Я – Имдагосиад. Начало.
Отпусти ее.
Не могу. Я должен отпустить остальных.
И для этого тебе нужна она.
Да. Она – Последняя. Конец.
И тогда Генри увидел это – конец. Он крикнул, потому что не мог ничего сделать, и не мог смотреть на то, что видел. Он видел…
– Генри!
Он резко открыл глаза, вырываясь из своего кошмара. Джоан сидела на стуле, белая как мел, и смотрела на Генри широко раскрытыми глазами. Он лежал на полу, а Сагр склонился над ним.
Генри неловко поднялся на ноги, не спуская взгляда с Джоан. Она смотрела в ответ, и Генри понял, что она сейчас видела то же самое. Смерть – и собственное бессилие, как во сне, когда не можешь пошевелиться, хотя нужно бежать.
– Что это было? – спросил Сагр несколько раздраженно.
Генри с трудом оторвал взгляд от Джоан и повернулся к нему.
– А что ты видел?
– Ничего. Я видел только, как вы оба отключились почти одновременно, а потом страшно кричали. Я мог бы подумать, что вы вдвоем решили меня здорово разыграть, если бы у вас обоих на время не пропал пульс.
Генри снова повернулся к Джоан. Она сидела на самом краешке стула и очень сильно дрожала.
– Сагр, мне кажется, нам обоим сейчас надо что-то очень укрепительно-успокоительное. У тебя есть что-нибудь такое?
– Конечно. Пустырник.
– Джоан спит, Генри?
– Да.
– Значит, Имдагосиад? Легендарный светлый дракон, который освободит всех остальных драконов?
– Так он себя назвал. Но у нас нет никаких причин ему верить. С другой стороны, это многое бы объяснило. Хотя бы цвет.
– Расскажи мне, что ты видел.
– Я видел… Как она умирает. Только она была старше.
– Насколько старше?
– Не сильно. Лет двадцать, двадцать пять.
– И от чего она умирала?
– А это так важно?
– Не знаю. Но, по всей видимости, ее смерть как-то связана с тем, что Имдагосиад должен отпустить драконов. Интересно, кстати, что он имел в виду под словом «отпустить»?
– Непонятно. Насколько я знаю, драконы совершенно свободны.
– Насколько я знаю, да. Но мы мало что знаем.
Ночью Джоан приснился кошмар. Она уснула прямо за столом почти сразу, как выпила пустырник, и Генри отнес ее на кровать за занавеской. Они долго сидели и разговаривали с Сагром, и уже когда оба собирались ложиться, Джоан с криком проснулась. Сагр расспрашивал ее о том, что она увидела, но Джоан наотрез отказалась говорить, и скоро снова уснула.

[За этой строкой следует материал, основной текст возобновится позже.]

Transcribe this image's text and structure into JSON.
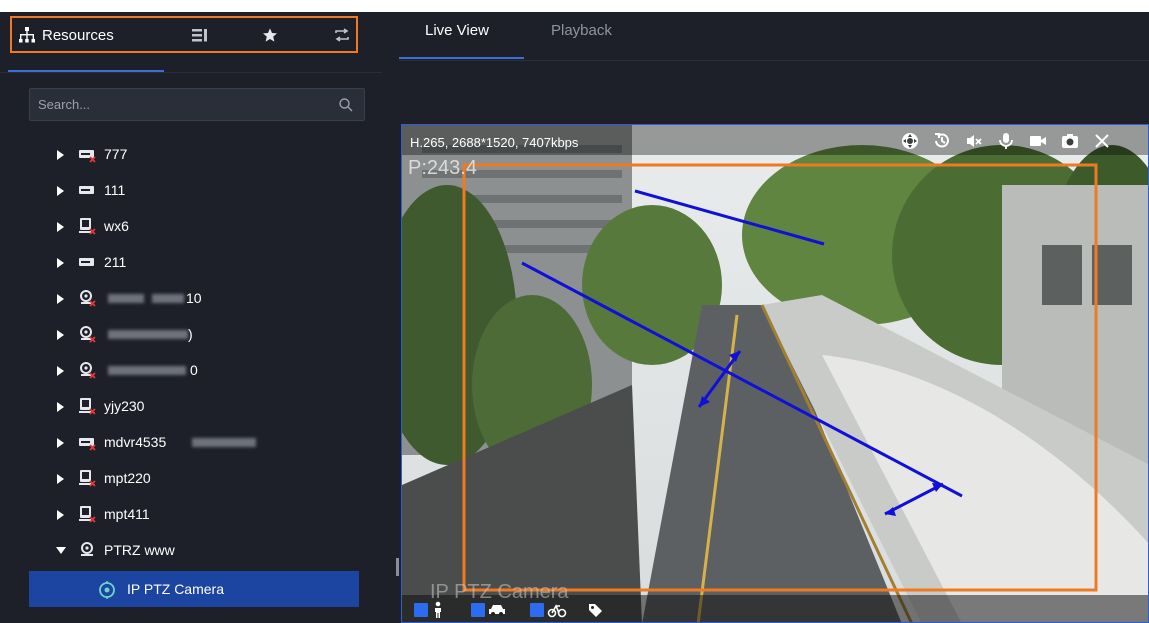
{
  "resources_panel": {
    "tab_label": "Resources",
    "search_placeholder": "Search...",
    "tree": [
      {
        "label": "777",
        "icon": "nvr-offline-icon",
        "expanded": false
      },
      {
        "label": "111",
        "icon": "nvr-icon",
        "expanded": false
      },
      {
        "label": "wx6",
        "icon": "encoder-offline-icon",
        "expanded": false
      },
      {
        "label": "211",
        "icon": "nvr-icon",
        "expanded": false
      },
      {
        "label": "10",
        "icon": "camera-group-offline-icon",
        "expanded": false,
        "blurred_prefix": true
      },
      {
        "label": ")",
        "icon": "camera-group-offline-icon",
        "expanded": false,
        "blurred_prefix": true
      },
      {
        "label": "0",
        "icon": "camera-group-offline-icon",
        "expanded": false,
        "blurred_prefix": true
      },
      {
        "label": "yjy230",
        "icon": "encoder-offline-icon",
        "expanded": false
      },
      {
        "label": "mdvr4535",
        "icon": "nvr-offline-icon",
        "expanded": false,
        "blurred_suffix": true
      },
      {
        "label": "mpt220",
        "icon": "encoder-offline-icon",
        "expanded": false
      },
      {
        "label": "mpt411",
        "icon": "encoder-offline-icon",
        "expanded": false
      },
      {
        "label": "PTRZ www",
        "icon": "camera-group-icon",
        "expanded": true
      }
    ],
    "selected_item": {
      "label": "IP PTZ Camera",
      "icon": "ptz-camera-icon"
    }
  },
  "view_tabs": [
    {
      "label": "Live View",
      "active": true
    },
    {
      "label": "Playback",
      "active": false
    }
  ],
  "video": {
    "codec_info": "H.265, 2688*1520, 7407kbps",
    "ptz_overlay": "P:243.4",
    "camera_label": "IP PTZ Camera",
    "toolbar_icons": [
      "ptz-icon",
      "playback-icon",
      "mute-icon",
      "microphone-icon",
      "record-icon",
      "snapshot-icon",
      "close-icon"
    ],
    "filters": [
      "person-filter",
      "vehicle-filter",
      "bike-filter",
      "tag-icon"
    ]
  },
  "colors": {
    "accent": "#3a6fd8",
    "highlight_box": "#f07a22",
    "selected_row": "#1b45a0",
    "annotation_line": "#1010d8"
  }
}
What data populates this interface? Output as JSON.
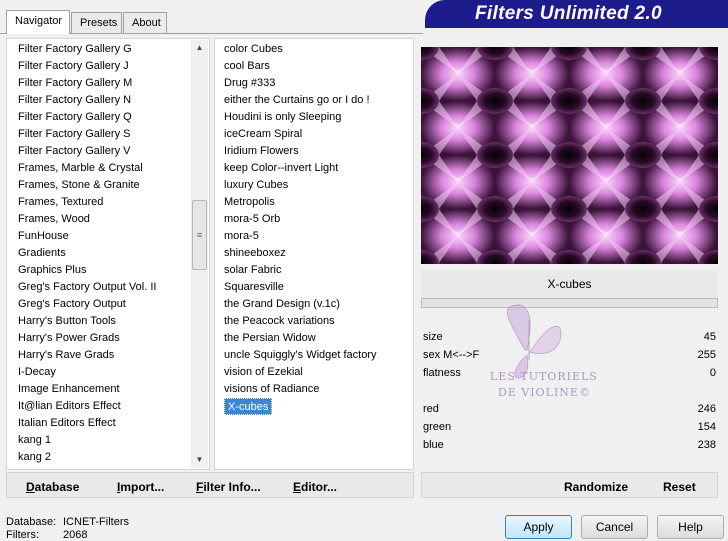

Генри едва успел закрыть глаза, как его разбудил тот же крик. На этот раз Джоан пожаловалась, что ей холодно. Сагр потрогал ее лоб и тихо выругался. Заставил Джоан выпить кружку отвара, хотя та плакала и плевалась. После этого она уже не просыпалась, но все время ворочалась, стонала и что-то говорила во сне. Сагр просидел с ней полночи, а под утро разбудил Генри, чтобы тот его сменил.
Так они дежурили весь день и всю ночь. На рассвете Генри задремал, сидя на полу у кровати Джоан, и ему приснилось, что король Джон сидит за своим шахматным столом, а напротив него в кресле лежит отрубленная голова Генри. Король печальным голосом твердил, что он же предупреждал, а голова сокрушенно моргала и время от времени говорила королю, какой ход нужно за нее сделать. Генри резко вскинулся, выныривая из этого бреда, и услышал, что дыхание Джоан изменилось. Он приподнялся и посмотрел на нее. Она лежала на боку, а не на спине, и спала хорошо и глубоко. Он пощупал ее лоб, разбудил Сагра, сказал, что Джоан лучше, и завалился спать.
И тогда ему приснился еще один сон, очень странный сон, смутивший настолько, что Генри было неловко даже вспоминать об этом утром. В его сне…
Но после Генри уже не думал о нем. Неделю спустя, когда Джоан окончательно пришла в себя, и он уже мог не опасаться за ее здоровье – и свою голову, – Генри уехал, и если не совсем забыл про существование Джоан, то, по крайней мере, вспоминал о ней не часто.
Не так часто, как вспоминала она о нем.
В следующий раз он приехал на день рождения Джоан. Хотя Генри догадывался, что лучшим подарком будет он сам, все-таки несколько свертков он принес, отчего праздник получился вполне праздничным, хотя и камерным. От короля пришла книга – сборник северных легенд, с золотым тиснением на мягкой коже и королевским экслибрисом на первой странице, на такой тонкой бумаге, что об ее край можно было при желании порезать палец. Леди Теннесси передала Джоан летнее платье, простое, но очень изящное, с наказом носить его в теплое время года не меньше раза в неделю, «потому что женщина не должна все время ходить, как батрак». К платью прилагалась подробная рисованная инструкция, каким образом его можно выпускать и надставлять, чтобы оно продолжало расти вместе с Джоан, и Генри видел по глазам девочки, что его мать не ошиблась в выборе.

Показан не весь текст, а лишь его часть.